Paul Fleisher has spent his working life as an educator and writer. His books for young people cover a variety of science, ecology and natural history subjects. He has also written several widely-used classroom activity books on thinking games, social activism, and creative writing. 

Paul currently works as an adjunct professor in the school of education at Virginia Commonwealth University, as well as assistant to the director of the Richmond Peace Education Center. He also teaches classes in writing at the University of Richmond. Prior to taking early retirement in 2005, he taught gifted elementary and middle school students in the Richmond, Virginia Public Schools for almost 30 years. During that time, he helped develop numerous interdisciplinary instructional units on topics including Humor, Justice, Engineering and Design and The Art and Science of Music.  Paul was in the vanguard of teaching educational technology in Richmond Public Schools, teaching computer programming and web design to his students. He has offered workshops on team-building, thinking games, teaching writing, and other topics at educational conferences for many years. 

Paul remains an activist for peace and social justice.
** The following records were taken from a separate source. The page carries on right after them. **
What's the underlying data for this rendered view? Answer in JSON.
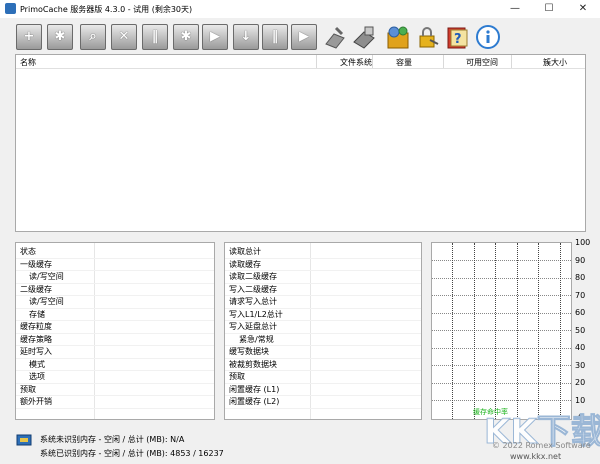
{
  "window": {
    "title": "PrimoCache 服务器版 4.3.0 - 试用 (剩余30天)",
    "minimize": "—",
    "maximize": "☐",
    "close": "✕"
  },
  "toolbar": {
    "buttons": [
      {
        "name": "add",
        "glyph": "+"
      },
      {
        "name": "settings",
        "glyph": "✱"
      },
      {
        "name": "search",
        "glyph": "⌕"
      },
      {
        "name": "delete",
        "glyph": "✕"
      },
      {
        "name": "pause",
        "glyph": "‖"
      },
      {
        "name": "flush",
        "glyph": "✱"
      },
      {
        "name": "play",
        "glyph": "▶"
      },
      {
        "name": "download",
        "glyph": "↓"
      },
      {
        "name": "pause2",
        "glyph": "‖"
      },
      {
        "name": "resume",
        "glyph": "▶"
      }
    ]
  },
  "volumes": {
    "headers": {
      "name": "名称",
      "fs": "文件系统",
      "capacity": "容量",
      "free": "可用空间",
      "block": "簇大小"
    }
  },
  "stats_left": {
    "rows": [
      "状态",
      "一级缓存",
      "读/写空间",
      "二级缓存",
      "读/写空间",
      "存储",
      "缓存粒度",
      "缓存策略",
      "延时写入",
      "模式",
      "选项",
      "预取",
      "额外开销"
    ]
  },
  "stats_mid": {
    "rows": [
      "读取总计",
      "读取缓存",
      "读取二级缓存",
      "写入二级缓存",
      "请求写入总计",
      "写入L1/L2总计",
      "写入延盘总计",
      "紧急/常规",
      "缓写数据块",
      "被裁剪数据块",
      "预取",
      "闲置缓存 (L1)",
      "闲置缓存 (L2)"
    ]
  },
  "graph": {
    "yticks": [
      "100",
      "90",
      "80",
      "70",
      "60",
      "50",
      "40",
      "30",
      "20",
      "10",
      "0"
    ],
    "legend": "缓存命中率",
    "y_range": [
      0,
      100
    ]
  },
  "status": {
    "line1": "系统未识别内存 - 空闲 / 总计 (MB):  N/A",
    "line2": "系统已识别内存 - 空闲 / 总计 (MB):  4853 / 16237"
  },
  "watermark": {
    "brand": "KK下载",
    "url": "www.kkx.net",
    "copyright": "© 2022 Romex Software"
  },
  "colors": {
    "legend_green": "#19b319",
    "brand_blue": "#2d6fb8"
  }
}
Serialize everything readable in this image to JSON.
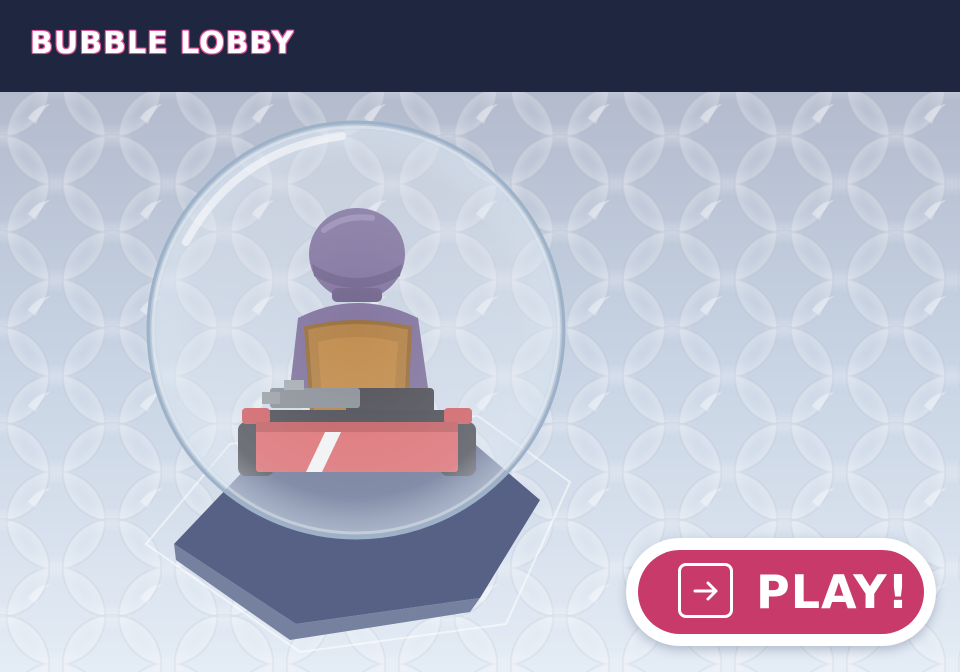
{
  "header": {
    "title": "BUBBLE LOBBY"
  },
  "play_button": {
    "label": "PLAY!",
    "icon": "arrow-right-icon"
  },
  "scene": {
    "player_character": "kart-driver",
    "colors": {
      "header_bg": "#1f2640",
      "play_button": "#c83a6a",
      "kart_body": "#d95a5e",
      "helmet": "#6f5f90",
      "seat": "#a8702c"
    }
  }
}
He currently serves on the boards of the Virginia Forum and the Virginia Museum of Natural History. He has also served terms on the Virginia Education Association's Fitz Turner Commission for Human and Civil Rights, and the Virginia Chapter of the ACLU. In 1988 Paul received the Virginia Education Association Award for Peace and International Relations and in 1999 he was awarded the Thomas Jefferson Medal for Outstanding Contributions to Natural Science Education. 

It is Paul's great good fortune to be married to educator Debra Sims Fleisher, who has taught him much of what he knows about working in a classroom, as well as how to live as a more decent human being.  In his spare time Paul is an avid gardener, cook, and reader.